- Type: Unit award
- Awarded for: Outstanding service, usually of national importance
- Country: United States
- Presented by: United States Public Health Service
- Eligibility: Members of the United States Public Health Service Commissioned Corps

Precedence
- Next (higher): Presidential Unit Citation
- Next (lower): Unit Commendation

= Public Health Service Outstanding Unit Citation =

Decoration of the U.S. Public Health Service

The Public Health Service Outstanding Unit Citation is a decoration of the United States Public Health Service presented to members of the United States Public Health Service Commissioned Corps. It is the second-highest unit award of the USPHS Commissioned Corps.

==Criteria==

The USPHS Commissioned Corps grants the Outstanding Unit Citation typically for specific actions over a relatively short and defined period of time, marked by discrete beginning and ending dates. Officers of a USPHS unit receive the Outstanding Unit Citation because of their collective contributions to the action or actions of the unit. Although all officers of the unit are eligible to receive the award, the appropriateness of inclusion of each officer is considered individually; however, a nomination for the citation does not need to cite the specific role of each officer.

The Outstanding Unit Citation is the second-highest unit award of the USPHS Commissioned Corps. The determinants of the appropriate level of recognition for a USPHS unit award are the importance and significance of the unit's action or actions in furthering the mission of the USPHS Commissioned Corps and the extent to which the achievement exceeds that which is normally expected of such officers.
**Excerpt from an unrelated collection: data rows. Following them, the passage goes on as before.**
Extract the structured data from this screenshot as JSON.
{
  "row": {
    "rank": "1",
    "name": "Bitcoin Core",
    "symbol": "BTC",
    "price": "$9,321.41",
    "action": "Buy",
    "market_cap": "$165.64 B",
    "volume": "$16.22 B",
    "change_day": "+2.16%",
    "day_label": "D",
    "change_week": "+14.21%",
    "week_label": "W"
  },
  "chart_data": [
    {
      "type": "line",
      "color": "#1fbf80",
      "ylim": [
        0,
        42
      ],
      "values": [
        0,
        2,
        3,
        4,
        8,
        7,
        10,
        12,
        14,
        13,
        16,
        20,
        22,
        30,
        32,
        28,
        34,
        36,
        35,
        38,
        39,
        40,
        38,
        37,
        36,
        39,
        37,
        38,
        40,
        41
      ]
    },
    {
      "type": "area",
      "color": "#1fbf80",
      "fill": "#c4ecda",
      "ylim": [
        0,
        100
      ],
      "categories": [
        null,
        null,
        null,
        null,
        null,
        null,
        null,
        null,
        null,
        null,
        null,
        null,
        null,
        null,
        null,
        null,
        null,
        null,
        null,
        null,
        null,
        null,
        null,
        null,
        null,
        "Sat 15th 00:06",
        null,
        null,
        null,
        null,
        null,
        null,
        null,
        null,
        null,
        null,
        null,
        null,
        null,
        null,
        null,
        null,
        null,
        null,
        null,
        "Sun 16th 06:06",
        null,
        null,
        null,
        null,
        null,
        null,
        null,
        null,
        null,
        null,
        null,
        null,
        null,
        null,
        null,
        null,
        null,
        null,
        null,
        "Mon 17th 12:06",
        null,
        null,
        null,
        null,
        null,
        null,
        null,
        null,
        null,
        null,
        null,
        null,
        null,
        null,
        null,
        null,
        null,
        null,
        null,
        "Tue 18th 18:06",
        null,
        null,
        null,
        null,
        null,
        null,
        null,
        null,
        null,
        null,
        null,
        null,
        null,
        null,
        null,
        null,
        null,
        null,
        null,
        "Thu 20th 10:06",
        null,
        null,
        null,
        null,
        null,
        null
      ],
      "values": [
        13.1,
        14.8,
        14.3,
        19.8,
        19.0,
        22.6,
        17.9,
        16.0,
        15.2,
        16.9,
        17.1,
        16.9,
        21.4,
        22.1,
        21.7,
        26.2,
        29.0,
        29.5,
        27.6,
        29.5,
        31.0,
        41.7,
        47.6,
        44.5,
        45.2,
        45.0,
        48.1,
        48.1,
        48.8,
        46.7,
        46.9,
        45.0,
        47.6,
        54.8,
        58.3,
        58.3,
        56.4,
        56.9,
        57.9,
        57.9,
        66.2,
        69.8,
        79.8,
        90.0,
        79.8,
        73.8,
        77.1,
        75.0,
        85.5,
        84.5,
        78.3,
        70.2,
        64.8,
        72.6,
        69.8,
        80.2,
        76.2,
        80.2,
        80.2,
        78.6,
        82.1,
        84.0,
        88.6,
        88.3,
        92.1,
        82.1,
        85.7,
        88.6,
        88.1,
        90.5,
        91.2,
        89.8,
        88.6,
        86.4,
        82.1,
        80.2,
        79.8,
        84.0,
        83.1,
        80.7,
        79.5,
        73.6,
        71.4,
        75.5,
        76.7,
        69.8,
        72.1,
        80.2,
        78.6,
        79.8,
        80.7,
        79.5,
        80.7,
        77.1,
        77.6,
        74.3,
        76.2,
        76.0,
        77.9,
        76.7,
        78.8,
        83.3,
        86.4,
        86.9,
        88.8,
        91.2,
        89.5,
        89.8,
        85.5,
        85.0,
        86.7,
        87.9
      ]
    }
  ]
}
To merit the Outstanding Unit Citation, a group of Commissioned Corps officers must exhibit outstanding contributions toward achieving the goals and objectives of the USPHS, and their unit must have provided outstanding service, often of national significance to the United States.

The USPHS Commissioned Corps may recognize an officer who is a member of a unit that also includes civilians with the Outstanding Unit Citation. Civilian members of the unit are recognized through the USPHS's civilian awards system, but the civilian members are listed on the USPHS Commissioned Corps award nomination.